Clearing suggestedViewId when the ChannelException is thrown is the fix;

@@ -500,6 +500,7 @@ public class NonBlockingCoordinator extends ChannelInterceptorBase {
                 processCoordMessage(cmsg, msg.getAddress());
             }catch ( ChannelException x ) {
                 log.error("Error processing coordination message. Could be fatal.",x);
+                suggestedviewId = null;                

this probably should only be done under some circumstances, so this isn't obviously a safe patch. Hopefully the author will have a better fix!

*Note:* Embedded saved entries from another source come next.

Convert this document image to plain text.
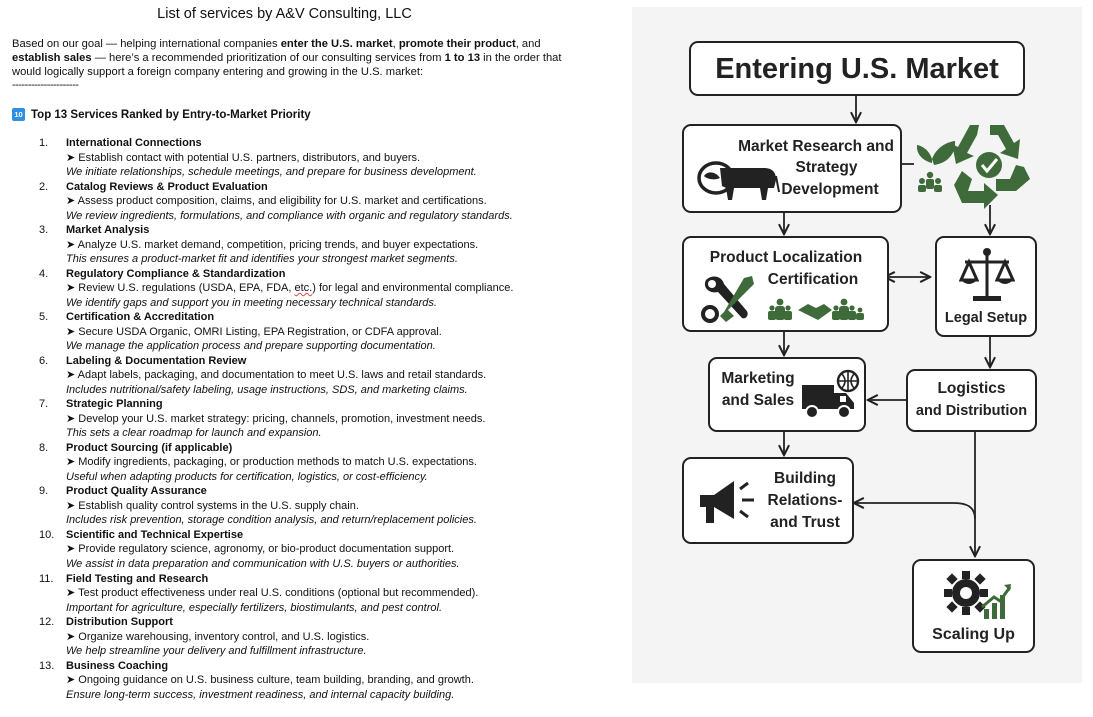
List of services by A&V Consulting, LLC
Based on our goal — helping international companies enter the U.S. market, promote their product, and establish sales — here’s a recommended prioritization of our consulting services from 1 to 13 in the order that would logically support a foreign company entering and growing in the U.S. market:
---------------------
10 Top 13 Services Ranked by Entry-to-Market Priority
1. International Connections
➤ Establish contact with potential U.S. partners, distributors, and buyers.
We initiate relationships, schedule meetings, and prepare for business development.
2. Catalog Reviews & Product Evaluation
➤ Assess product composition, claims, and eligibility for U.S. market and certifications.
We review ingredients, formulations, and compliance with organic and regulatory standards.
3. Market Analysis
➤ Analyze U.S. market demand, competition, pricing trends, and buyer expectations.
This ensures a product-market fit and identifies your strongest market segments.
4. Regulatory Compliance & Standardization
➤ Review U.S. regulations (USDA, EPA, FDA, etc.) for legal and environmental compliance.
We identify gaps and support you in meeting necessary technical standards.
5. Certification & Accreditation
➤ Secure USDA Organic, OMRI Listing, EPA Registration, or CDFA approval.
We manage the application process and prepare supporting documentation.
6. Labeling & Documentation Review
➤ Adapt labels, packaging, and documentation to meet U.S. laws and retail standards.
Includes nutritional/safety labeling, usage instructions, SDS, and marketing claims.
7. Strategic Planning
➤ Develop your U.S. market strategy: pricing, channels, promotion, investment needs.
This sets a clear roadmap for launch and expansion.
8. Product Sourcing (if applicable)
➤ Modify ingredients, packaging, or production methods to match U.S. expectations.
Useful when adapting products for certification, logistics, or cost-efficiency.
9. Product Quality Assurance
➤ Establish quality control systems in the U.S. supply chain.
Includes risk prevention, storage condition analysis, and return/replacement policies.
10. Scientific and Technical Expertise
➤ Provide regulatory science, agronomy, or bio-product documentation support.
We assist in data preparation and communication with U.S. buyers or authorities.
11. Field Testing and Research
➤ Test product effectiveness under real U.S. conditions (optional but recommended).
Important for agriculture, especially fertilizers, biostimulants, and pest control.
12. Distribution Support
➤ Organize warehousing, inventory control, and U.S. logistics.
We help streamline your delivery and fulfillment infrastructure.
13. Business Coaching
➤ Ongoing guidance on U.S. business culture, team building, branding, and growth.
Ensure long-term success, investment readiness, and internal capacity building.
Entering U.S. Market
Market Research and
Strategy
Development
Product Localization
Certification
Legal Setup
Marketing
and Sales
Logistics
and Distribution
Building
Relations-
and Trust
Scaling Up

Comment 2 Filip Hanik 2008-06-26 08:05:07 UTC
hi Rob, 
the non blocking coordinator is still work in progress. Its one piece of code that got a bit over complicated once I started developing it, and I think it can be greatly simplified

I will take a look at this beginning of next week

Comment 3 Robert Newson 2008-06-26 08:16:13 UTC
I made my own coordinator which simply uses a sorted list of getMembers() + getLocalMember(), though it only installs views if the membership remains unchanged for a few seconds to avoid a little storm of view changes. Obviously it's a much weaker form of view management than your attempting, but it's probably good enough for my purposes.

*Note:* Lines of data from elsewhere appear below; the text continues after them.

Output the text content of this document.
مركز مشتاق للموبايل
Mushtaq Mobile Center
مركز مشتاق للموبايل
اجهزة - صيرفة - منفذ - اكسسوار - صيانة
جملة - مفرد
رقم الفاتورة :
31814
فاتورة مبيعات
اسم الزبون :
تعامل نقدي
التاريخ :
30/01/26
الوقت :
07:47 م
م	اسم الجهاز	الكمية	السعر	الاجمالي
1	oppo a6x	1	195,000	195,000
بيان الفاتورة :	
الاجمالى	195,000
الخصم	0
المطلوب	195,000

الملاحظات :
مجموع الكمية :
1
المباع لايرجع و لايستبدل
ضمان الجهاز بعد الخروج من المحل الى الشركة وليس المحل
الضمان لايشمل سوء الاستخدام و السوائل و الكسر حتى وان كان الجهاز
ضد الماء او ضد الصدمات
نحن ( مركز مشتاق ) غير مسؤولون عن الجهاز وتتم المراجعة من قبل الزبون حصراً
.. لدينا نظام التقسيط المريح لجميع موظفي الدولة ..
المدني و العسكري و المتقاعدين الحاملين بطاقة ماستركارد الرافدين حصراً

Let me know when you get to this, I can test it out.
Comment 4 Robert Newson 2008-06-26 10:16:13 UTC
Created attachment 22179 [details]
An alternative coordinator that makes local decisions based on membership service

Happy to release this class under the Apache License. Let me know what you need from me.
Comment 5 Filip Hanik 2008-06-26 10:38:33 UTC
Just submit a 

and email a scanned copy to 
secretary [at) apache [dot] org
Comment 6 Mark Thomas 2008-10-01 08:46:18 UTC
For a contribution of a single class, the statement in comment #4 is more than enough. No need for a CLA.
Comment 7 Mark Thomas 2008-12-28 16:35:29 UTC
Many thanks for the patch. I have applied it to trunk and proposed it for 6.0.x. I made the following changes:
- changed package to org.apache.catalina.tribes.group.interceptors
- changed class name to SimpleCoordinator
- added the AL2 text to the beginning of the file
Comment 8 Robert Newson 2008-12-30 06:35:08 UTC
Thanks. I have since moved on to use a custom stack for group membership. I found an excellent paper which describes a robust mechanism for leader election. The paper also extends that algorithm to make a robust group membership protocol too.


Comment 9 Mark Thomas 2008-12-30 09:59:01 UTC
An updated patch is always welcome.
Comment 10 Robert Newson 2008-12-30 11:00:48 UTC
My comment was misleading. The "custom stack" in question is not based on Tribes at all.
Comment 11 Mark Thomas 2009-01-14 16:16:05 UTC
This has been applied to 6.0.x and will be included in 6.0.19 onwards.